Pi Patel becomes a castaway after a shipwreck that cost him his entire family. He must learn to survive the Pacific Ocean and Richard Parker, the Bengal tiger that is his fellow castaway.
I've heard about Life Pi for a very long time, but it wasn't until my book club picked it as a topic that I bought it. I expected it to be difficult and maybe tedious due to the philosophical nature, but it's only a little difficult and not at all tedious. I adore books that make me believe in the fantastic, and Pi did just that.
"If you stumble about believability, what are you living for? Love is hard to believe, ask any lover. Life is hard to believe, ask any scientist. God is hard to believe, ask any believer. What is your problem with hard to believe?"
Brilliantly synthesizing philosophy, literature, science, and his own undercover detective work, Eating Animals explores the many fictions we use to justify our eating habits-from folklore to pop culture to family traditions and national myth-and how such tales justify a brutal ignorance. (Goodreads)
I could never explain just how brilliant this book is. It doesn't set out to guilt meat-eaters into being vegetarians (though it comes very close to converting this meat eater and convinced Natalie Portman); it just lays out all the facts and stats and points out the deliberate forgetting of where our meat comes from and the process it goes through until it reaches our table. That sounds boring, but I promise you it isn't. I had a hard time getting through it because at times the topic is uncomfortable to read, but I'm glad I did.
“We can't plead ignorance, only indifference. Those alive today are the generations that came to know better. We have the burden and the opportunity of living in the moment when the critique of factory farming broke into the popular consciousness. We are the ones of whom it will be fairly asked, What did you do when you learned the truth about eating animals?”
An astonishing technique for recovering and cloning dinosaur DNA has been discovered. Creatures once extinct now roam Jurassic Park, soon-to-be opened as a theme park. Until something goes wrong...and science proves a dangerous toy. (Goodreads)
When people write off popular fiction as shallow, I think of my experience with Jurassic Park. I didn't expect it to be good at all; I never watched the movie (I hate large-animal-eating-people movie) and expected it to be a plain old thriller with man-eating dinosaurs, despite my parents' constant recommendation of Michael Crichton. My bad.
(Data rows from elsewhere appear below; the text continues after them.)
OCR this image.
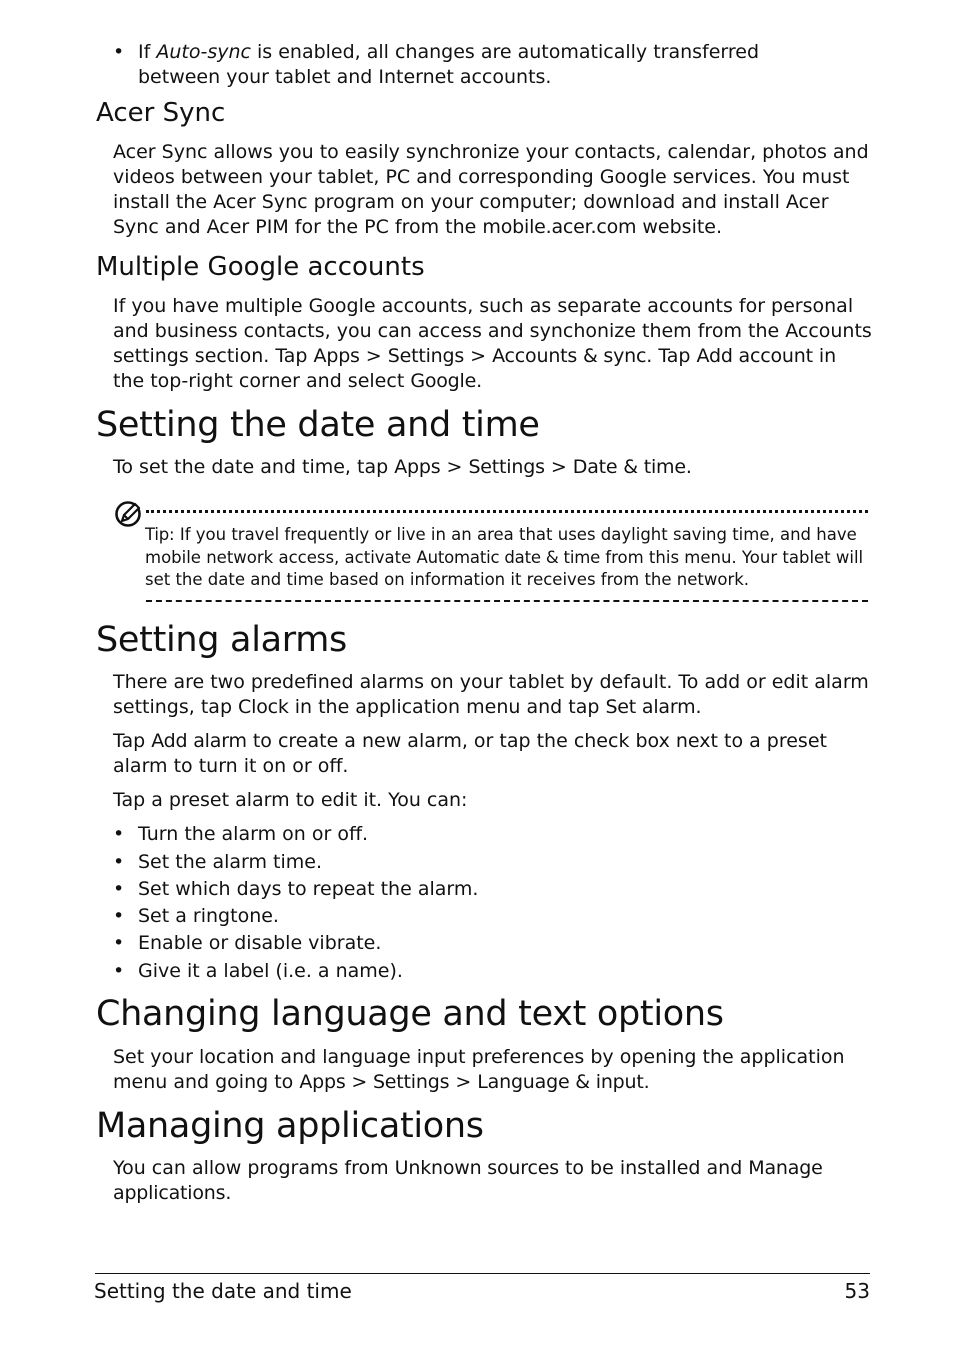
• If Auto-sync is enabled, all changes are automatically transferred

between your tablet and Internet accounts.

Acer Sync

Acer Sync allows you to easily synchronize your contacts, calendar, photos and videos between your tablet, PC and corresponding Google services. You must install the Acer Sync program on your computer; download and install Acer Sync and Acer PIM for the PC from the mobile.acer.com website.

Multiple Google accounts

If you have multiple Google accounts, such as separate accounts for personal and business contacts, you can access and synchonize them from the Accounts settings section. Tap Apps > Settings > Accounts & sync. Tap Add account in the top-right corner and select Google.

Setting the date and time

To set the date and time, tap Apps > Settings > Date & time.

Tip: If you travel frequently or live in an area that uses daylight saving time, and have mobile network access, activate Automatic date & time from this menu. Your tablet will set the date and time based on information it receives from the network.

Setting alarms

There are two predefined alarms on your tablet by default. To add or edit alarm settings, tap Clock in the application menu and tap Set alarm.

Tap Add alarm to create a new alarm, or tap the check box next to a preset alarm to turn it on or off.

Tap a preset alarm to edit it. You can:

• Turn the alarm on or off.

• Set the alarm time.

• Set which days to repeat the alarm.

• Set a ringtone.

• Enable or disable vibrate.

• Give it a label (i.e. a name).

Changing language and text options

Set your location and language input preferences by opening the application menu and going to Apps > Settings > Language & input.

Managing applications

You can allow programs from Unknown sources to be installed and Manage applications.

Setting the date and time	53
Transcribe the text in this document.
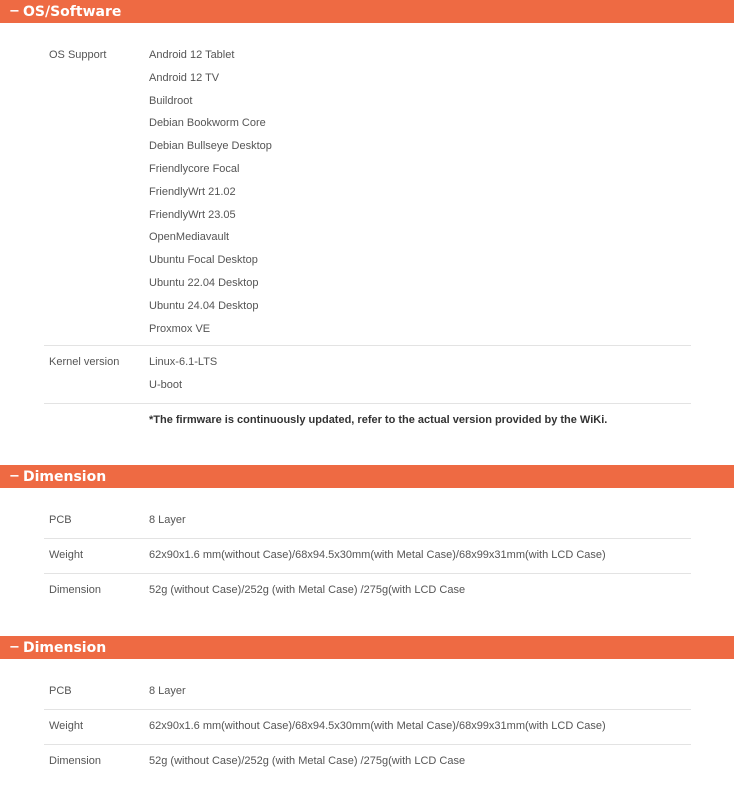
− OS/Software
OS Support	Android 12 Tablet
Android 12 TV
Buildroot
Debian Bookworm Core
Debian Bullseye Desktop
Friendlycore Focal
FriendlyWrt 21.02
FriendlyWrt 23.05
OpenMediavault
Ubuntu Focal Desktop
Ubuntu 22.04 Desktop
Ubuntu 24.04 Desktop
Proxmox VE
Kernel version	Linux-6.1-LTS
U-boot
*The firmware is continuously updated, refer to the actual version provided by the WiKi.
− Dimension
PCB	8 Layer
Weight	62x90x1.6 mm(without Case)/68x94.5x30mm(with Metal Case)/68x99x31mm(with LCD Case)
Dimension	52g (without Case)/252g (with Metal Case) /275g(with LCD Case
− Dimension
PCB	8 Layer
Weight	62x90x1.6 mm(without Case)/68x94.5x30mm(with Metal Case)/68x99x31mm(with LCD Case)
Dimension	52g (without Case)/252g (with Metal Case) /275g(with LCD Case
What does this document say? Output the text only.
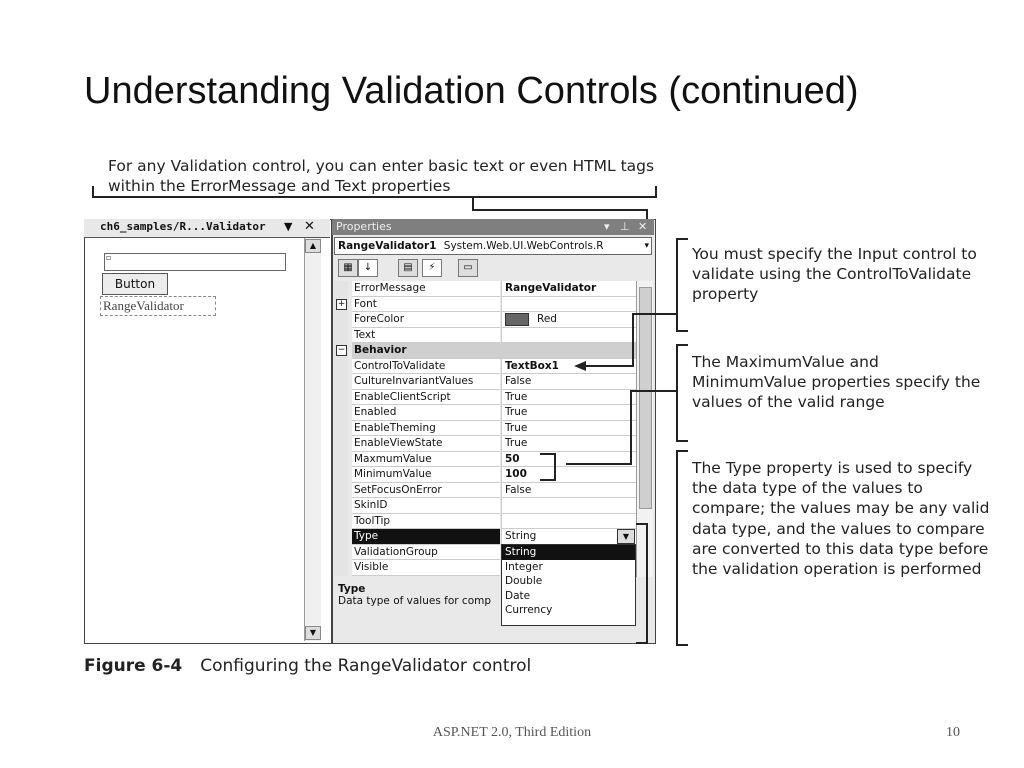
Understanding Validation Controls (continued)
For any Validation control, you can enter basic text or even HTML tags within the ErrorMessage and Text properties
ch6_samples/R...Validator ▼ ✕
▲
▼
▫
Button
RangeValidator
Properties	▾ ⊥ ✕
RangeValidator1 System.Web.UI.WebControls.R	▾
▦	↓	▤	⚡	▭
ErrorMessage	RangeValidator
+ Font
ForeColor	Red
Text
− Behavior
ControlToValidate	TextBox1
CultureInvariantValues	False
EnableClientScript	True
Enabled	True
EnableTheming	True
EnableViewState	True
MaxmumValue	50
MinimumValue	100
SetFocusOnError	False
SkinID
ToolTip
Type	String
ValidationGroup
Visible
▼
String
Integer
Double
Date
Currency
Type
Data type of values for comp
You must specify the Input control to validate using the ControlToValidate property
The MaximumValue and MinimumValue properties specify the values of the valid range
The Type property is used to specify the data type of the values to compare; the values may be any valid data type, and the values to compare are converted to this data type before the validation operation is performed
Figure 6-4 Configuring the RangeValidator control
ASP.NET 2.0, Third Edition	10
What I found most fascinating was the theme about the ethics of science -- if you could do something, should you? It's a little tough going if you - like me - are unfamiliar with dinosaurs and dislike gore, but stick with it.
“But now science is the belief system that is hundreds of years old. And, like the medieval system before it, science is starting not to fit the world any more. Science has attained so much power that its practical limits begin to be apparent. Largely through science, billions of us live in one small world, densely packed and intercommunicating. But science cannot help us decide what to do with that world, or how to live. Science can make a nuclear reactor, but it cannot tell us not to build it. Science can make pesticide, but cannot tell us not to use it. And our world starts to seem polluted in fundamental ways---air, and water, and land---because of ungovernable science.”
Passionately argued, impressively researched, and filled with indelible stories of real people, Quiet shows how dramatically we undervalue introverts, and how much we lose in doing so. (Goodreads)
If we read to know we're not alone, then I've found the perfect book for me. I could relate to so many things, and I learned plenty too. I can't recommend this enough for the introverts out there, and for extroverts who want to learn more about what it's like for those on the other side of the spectrum.
“Or at school you might have been prodded to come “out of your shell”—that noxious expression which fails to appreciate that some animals naturally carry shelter everywhere they go, and that some humans are just the same.”